Da ironia para o humor, uma das músicas mais engraçadas é a da cantora Cristina, na época aspirante à rainha da disco, cantando uma versão absurda de "Drive My Car" - isso mesmo, da dobradinha Lennon/McCartney. Ouça aqui em
alta ou
baixa velocidade.
Outra aspirante à diva da discopunk é a francesa Lizzy Mercier Descloux. Nativa de Paris, Lizzy chegou em Nova York em 1978 com o também parisiense Michel Estaban, um dos fundadores da ZE Records, se instalando em um loft no Soho junto de Estaban e Patti Smith. O trio pintava, cantava e participava na vida do submundo artístico. Ouça o ataque sonoro que é a faixa super disco "Fire" aqui em
alta ou
baixa velocidade.
"Fire" foi um dos sucessos da Lizzy e é extraído do álbum "Press Colour". O álbum foi gravado em dez dias no estúdio do Bob Blank sob o nome Rosa Yemen. A banda era Lizzy e o seu amigo DJ Barnes. Nas apresentações, Lizzy vestia roupas inspiradas nas pinturas de Malevich e tocava e cantava até não agüentar mais. As aparições da Rosa Yemen tinham um grande grupo de fiéis seguidores e eram muito hypadas em Nova York na época. Curiosidade: em 1985, Lizzy gravou um álbum no Rio de Janeiro, chamado "One 4 the Soul", fazendo a linha crooner moderna à la Sade.

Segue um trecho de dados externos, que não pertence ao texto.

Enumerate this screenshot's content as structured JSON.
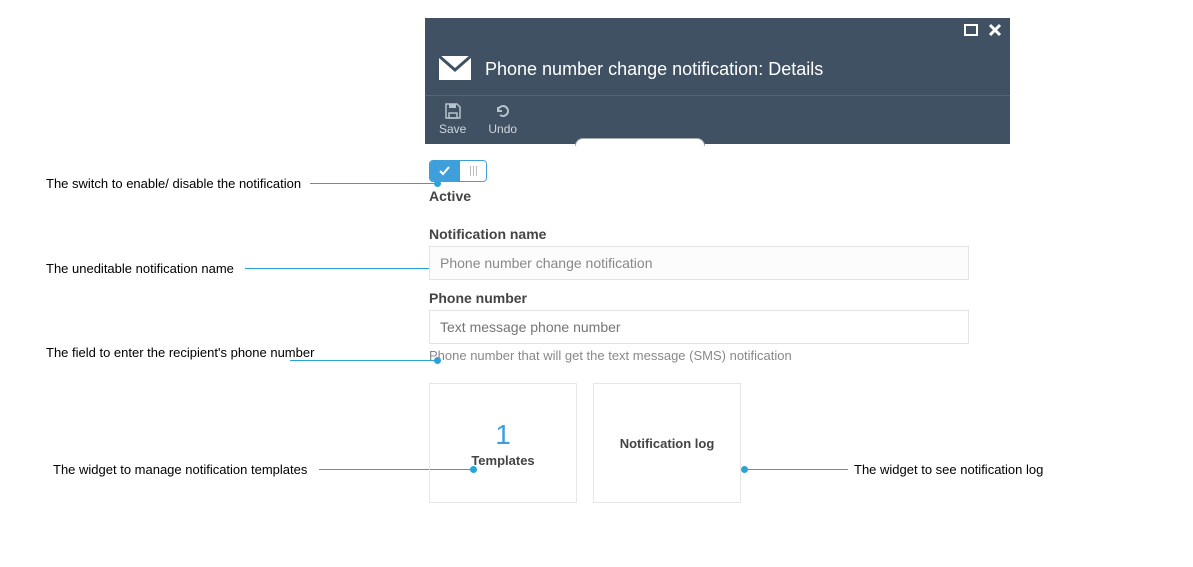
{
  "callouts": {
    "toggle": "The switch to enable/ disable the notification",
    "name": "The uneditable notification name",
    "phone": "The field to enter the recipient's phone number",
    "templates": "The widget to manage notification templates",
    "log": "The widget to see notification log"
  },
  "header": {
    "title": "Phone number change notification: Details"
  },
  "toolbar": {
    "save": "Save",
    "undo": "Undo"
  },
  "form": {
    "active_label": "Active",
    "name_label": "Notification name",
    "name_value": "Phone number change notification",
    "phone_label": "Phone number",
    "phone_placeholder": "Text message phone number",
    "phone_help": "Phone number that will get the text message (SMS) notification"
  },
  "tiles": {
    "templates_count": "1",
    "templates_label": "Templates",
    "log_label": "Notification log"
  }
}
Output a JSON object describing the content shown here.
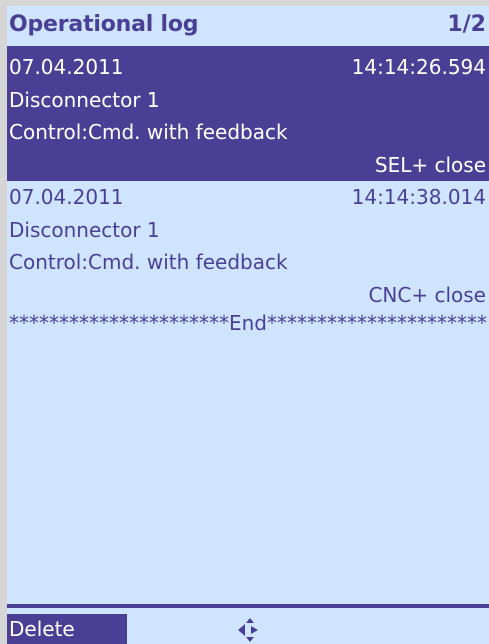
{
  "header": {
    "title": "Operational log",
    "page": "1/2"
  },
  "entries": [
    {
      "date": "07.04.2011",
      "time": "14:14:26.594",
      "device": "Disconnector 1",
      "control": "Control:Cmd. with feedback",
      "action": "SEL+ close",
      "selected": true
    },
    {
      "date": "07.04.2011",
      "time": "14:14:38.014",
      "device": "Disconnector 1",
      "control": "Control:Cmd. with feedback",
      "action": "CNC+ close",
      "selected": false
    }
  ],
  "end_marker": "**********************End**********************",
  "softkeys": {
    "delete_label": "Delete",
    "nav_icon": "navigation-arrows-icon"
  },
  "colors": {
    "background": "#cfe5ff",
    "accent": "#4a3f95",
    "frame": "#d6d6d6",
    "selected_text": "#ffffff"
  }
}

Was (Not Was) é uma dupla nativa da cidade de Detroit, estado de Michigan, EUA, que cresceu ouvindo muito o som da Motown. Era formada por David Weiss e Don Fagenson, dois judeus que faziam som de negão e se chamavam de irmãos: David e Don Was. No final dos anos 70, um morava em Nova York e o outro em Detroit, o que implica que as músicas incluídas em "Mutant Disco" foram feitas através de conversas telefônicas entre os dois.

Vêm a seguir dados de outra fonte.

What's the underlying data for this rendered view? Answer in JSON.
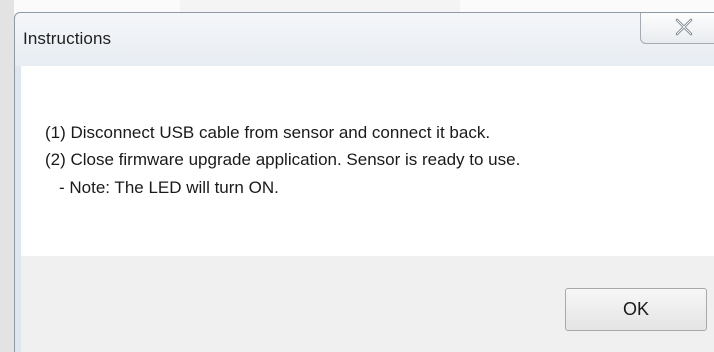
{
  "dialog": {
    "title": "Instructions",
    "close_icon": "close-x-icon"
  },
  "background": {
    "ghost_button_label": "Close"
  },
  "message": {
    "lines": [
      "(1) Disconnect USB cable from sensor and connect it back.",
      "(2) Close firmware upgrade application. Sensor is ready to use.",
      "- Note: The LED will turn ON."
    ]
  },
  "buttons": {
    "ok_label": "OK"
  }
}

A sua primeira música a fazer sucesso nas pistas, "Wheel Me Out", traz a mãe de David Weiss nos vocais. Ouça "Wheel Me Out" em
alta ou
baixa velocidade. É uma confabulação dadaísta de funk e rock.
Incluída no "Mutant Disco" está também a não menos dadaísta "Out Came the Freaks", que conta com a participação do lendário guitarrista de MC5, Wayne Kramer.